I don't think this is a bug. "When you run a query, you're charged according to the total data processed in the columns you select, even if you set an explicit LIMIT on the results." (https://developers.google.com/bigquery/pricing#samplecosts)
I'm writing a background job to automatically process A/B test data in BigQuery, and I'm finding that I'm hitting "Resources exceeded during query execution" when doing large GROUP EACH BY statements. I saw from Resources Exceeded during query execution that reducing the number of groups can make queries succeed, so I split up my data into smaller pieces, but I'm still hitting errors (although less frequently). It would be nice to get a better intuition about what actually causes this error. In particular:
Does "resources exceeded" always mean that a shard ran out of memory, or could it also mean that the task ran out of time?
What's the right way to approximate the memory usage and the total memory I have available? Am I correct in assuming each shard tracks about 1/n of the groups and keeps the group key and all aggregates for each group, or is there another way that I should be thinking about it?
How is the number of shards determined? In particular, do I get fewer shards/resources if I'm querying over a smaller dataset?
The problematic query looks like this (in practice, it's used as a subquery, and the outer query aggregates the results):
SELECT
alternative,
snapshot_time,
SUM(column_1),
...
SUM(column_139)
FROM
my_table
CROSS JOIN
[table containing 24 unix timestamps] timestamps
WHERE last_updated_time < timestamps.snapshot_time
GROUP EACH BY alternative, user_id, snapshot_time
(Here's an example failed job: 124072386181:job_XF6MksqoItHNX94Z6FaKpuktGh4 )

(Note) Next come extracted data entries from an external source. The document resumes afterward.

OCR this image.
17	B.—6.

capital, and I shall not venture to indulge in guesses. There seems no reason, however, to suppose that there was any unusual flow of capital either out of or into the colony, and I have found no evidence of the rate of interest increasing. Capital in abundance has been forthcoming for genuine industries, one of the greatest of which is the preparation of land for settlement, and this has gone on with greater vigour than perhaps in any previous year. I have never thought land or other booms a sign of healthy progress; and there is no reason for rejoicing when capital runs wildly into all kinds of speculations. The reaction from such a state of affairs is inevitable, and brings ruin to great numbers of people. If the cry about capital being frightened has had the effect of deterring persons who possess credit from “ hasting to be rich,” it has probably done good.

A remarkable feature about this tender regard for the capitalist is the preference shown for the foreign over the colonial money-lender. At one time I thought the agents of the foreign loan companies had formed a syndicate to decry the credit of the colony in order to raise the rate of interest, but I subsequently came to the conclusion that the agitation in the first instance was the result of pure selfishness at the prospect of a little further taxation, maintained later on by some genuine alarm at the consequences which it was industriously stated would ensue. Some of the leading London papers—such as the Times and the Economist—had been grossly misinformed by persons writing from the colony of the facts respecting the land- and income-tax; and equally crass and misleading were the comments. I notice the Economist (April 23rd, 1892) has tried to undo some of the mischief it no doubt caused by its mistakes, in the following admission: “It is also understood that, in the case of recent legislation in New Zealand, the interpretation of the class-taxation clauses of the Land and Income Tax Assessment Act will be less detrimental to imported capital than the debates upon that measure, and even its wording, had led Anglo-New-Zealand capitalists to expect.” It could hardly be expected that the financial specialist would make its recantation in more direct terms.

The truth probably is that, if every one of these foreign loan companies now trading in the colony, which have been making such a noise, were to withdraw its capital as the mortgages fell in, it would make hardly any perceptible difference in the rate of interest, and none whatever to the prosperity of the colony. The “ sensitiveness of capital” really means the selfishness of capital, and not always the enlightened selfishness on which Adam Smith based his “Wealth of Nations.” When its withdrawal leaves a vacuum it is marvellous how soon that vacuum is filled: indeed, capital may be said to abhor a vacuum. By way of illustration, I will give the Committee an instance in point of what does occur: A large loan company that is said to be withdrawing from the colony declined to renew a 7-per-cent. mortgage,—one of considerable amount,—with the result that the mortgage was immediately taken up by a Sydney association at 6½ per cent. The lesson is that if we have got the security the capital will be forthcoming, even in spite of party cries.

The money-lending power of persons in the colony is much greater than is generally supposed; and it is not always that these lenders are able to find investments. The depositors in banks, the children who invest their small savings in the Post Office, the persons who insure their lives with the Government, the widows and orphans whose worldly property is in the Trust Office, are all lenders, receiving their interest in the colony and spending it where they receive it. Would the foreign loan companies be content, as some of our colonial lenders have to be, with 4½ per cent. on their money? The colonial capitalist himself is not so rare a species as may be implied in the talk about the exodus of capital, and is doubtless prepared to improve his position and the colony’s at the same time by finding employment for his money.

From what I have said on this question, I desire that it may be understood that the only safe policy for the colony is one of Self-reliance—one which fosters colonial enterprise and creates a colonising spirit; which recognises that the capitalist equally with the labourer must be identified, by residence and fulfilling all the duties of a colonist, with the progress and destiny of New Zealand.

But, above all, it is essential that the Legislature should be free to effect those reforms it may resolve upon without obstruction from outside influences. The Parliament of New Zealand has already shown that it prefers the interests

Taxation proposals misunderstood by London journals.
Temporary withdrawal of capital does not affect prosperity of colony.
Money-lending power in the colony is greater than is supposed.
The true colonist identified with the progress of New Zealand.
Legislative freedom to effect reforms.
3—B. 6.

I realize this query may be asking for trouble, but in this case, the table is only 22MB and the query results in under a million groups and it's still failing with "resources exceeded". Reducing the number of timestamps to process at once fixes the error, but I'm worried that I'll eventually hit a data scale large enough that this approach as a whole will stop working.

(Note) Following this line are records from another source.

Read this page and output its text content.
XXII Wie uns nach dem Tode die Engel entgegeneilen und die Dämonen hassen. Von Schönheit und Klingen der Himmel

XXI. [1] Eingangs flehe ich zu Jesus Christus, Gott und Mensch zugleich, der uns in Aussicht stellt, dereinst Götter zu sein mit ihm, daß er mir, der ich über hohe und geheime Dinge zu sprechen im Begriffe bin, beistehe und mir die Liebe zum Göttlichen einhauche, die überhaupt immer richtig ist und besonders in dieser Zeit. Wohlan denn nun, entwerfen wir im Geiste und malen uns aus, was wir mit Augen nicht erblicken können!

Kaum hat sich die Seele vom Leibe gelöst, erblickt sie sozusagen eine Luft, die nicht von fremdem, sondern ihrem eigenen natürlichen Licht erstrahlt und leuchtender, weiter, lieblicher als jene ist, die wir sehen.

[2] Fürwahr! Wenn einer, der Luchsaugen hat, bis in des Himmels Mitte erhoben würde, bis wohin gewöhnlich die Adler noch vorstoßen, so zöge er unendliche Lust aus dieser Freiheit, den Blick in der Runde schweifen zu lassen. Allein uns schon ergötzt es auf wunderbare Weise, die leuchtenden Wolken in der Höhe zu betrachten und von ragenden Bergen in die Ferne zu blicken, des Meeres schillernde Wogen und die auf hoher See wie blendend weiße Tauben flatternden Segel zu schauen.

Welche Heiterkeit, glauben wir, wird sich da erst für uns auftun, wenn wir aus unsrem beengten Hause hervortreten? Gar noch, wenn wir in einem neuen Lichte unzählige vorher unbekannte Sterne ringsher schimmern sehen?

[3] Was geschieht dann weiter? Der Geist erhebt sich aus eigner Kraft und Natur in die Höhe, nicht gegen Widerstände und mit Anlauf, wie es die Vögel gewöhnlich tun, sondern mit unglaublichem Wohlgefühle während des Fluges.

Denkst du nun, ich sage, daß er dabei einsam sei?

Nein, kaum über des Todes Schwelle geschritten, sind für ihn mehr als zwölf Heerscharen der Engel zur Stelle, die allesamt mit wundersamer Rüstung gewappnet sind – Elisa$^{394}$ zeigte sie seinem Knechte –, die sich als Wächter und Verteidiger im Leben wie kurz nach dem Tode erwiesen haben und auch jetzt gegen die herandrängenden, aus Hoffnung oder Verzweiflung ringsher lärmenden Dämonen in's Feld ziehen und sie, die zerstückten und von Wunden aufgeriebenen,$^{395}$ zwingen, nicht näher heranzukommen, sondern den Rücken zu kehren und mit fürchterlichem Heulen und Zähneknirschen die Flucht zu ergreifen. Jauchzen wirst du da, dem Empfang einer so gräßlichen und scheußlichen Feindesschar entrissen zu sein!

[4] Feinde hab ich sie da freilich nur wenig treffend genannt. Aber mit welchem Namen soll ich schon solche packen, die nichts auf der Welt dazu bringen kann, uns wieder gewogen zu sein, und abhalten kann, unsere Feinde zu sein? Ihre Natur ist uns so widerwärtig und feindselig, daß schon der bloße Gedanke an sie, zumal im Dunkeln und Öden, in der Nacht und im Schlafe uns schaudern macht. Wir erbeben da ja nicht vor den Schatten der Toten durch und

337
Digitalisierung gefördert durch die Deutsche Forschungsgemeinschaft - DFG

As you've guessed, BigQuery chooses a number of parallel workers (shards) for GROUP EACH and JOIN EACH queries based on the size of the tables being operated upon. It is a rough heuristic, but in practice, it works pretty well.
What is interesting about your query is that the GROUP EACH is being done over a larger table than the original table because of the expansion in the CROSS JOIN. Because of this, we choose a number of shards that is too small for your query.
To answer your specific questions:
Resources exceeded almost always means that a worker ran out of memory. This could be a shard or a mixer, in Dremel terms (mixers are the nodes in the computation tree that aggregate results. GROUP EACH BY pushes aggregation down to the shards, which are the leaves of the computation tree).
There isn't a good way to approximate the amount of resources available. This changes over time, with the goal that more of your queries should just work.
The number of shards is determined by the total bytes processed in the query. As you've noticed, this heuristic doesn't work well with joins that expand the underlying data sets. That said, there is active work underway to be smarter about how we pick the number of shards. To give you an idea of scale, your query got scheduled on only 20 shards, which is a tiny fraction of what a larger table would get.
As a workaround, you could save the intermediate result of the CROSS JOIN as a table, and running the GROUP EACH BY over that temporary table. That should let BigQuery use the expanded size when picking the number of shards. (if that doesn't work, please let me know, it is possible that we need to tweak our assignment thresholds).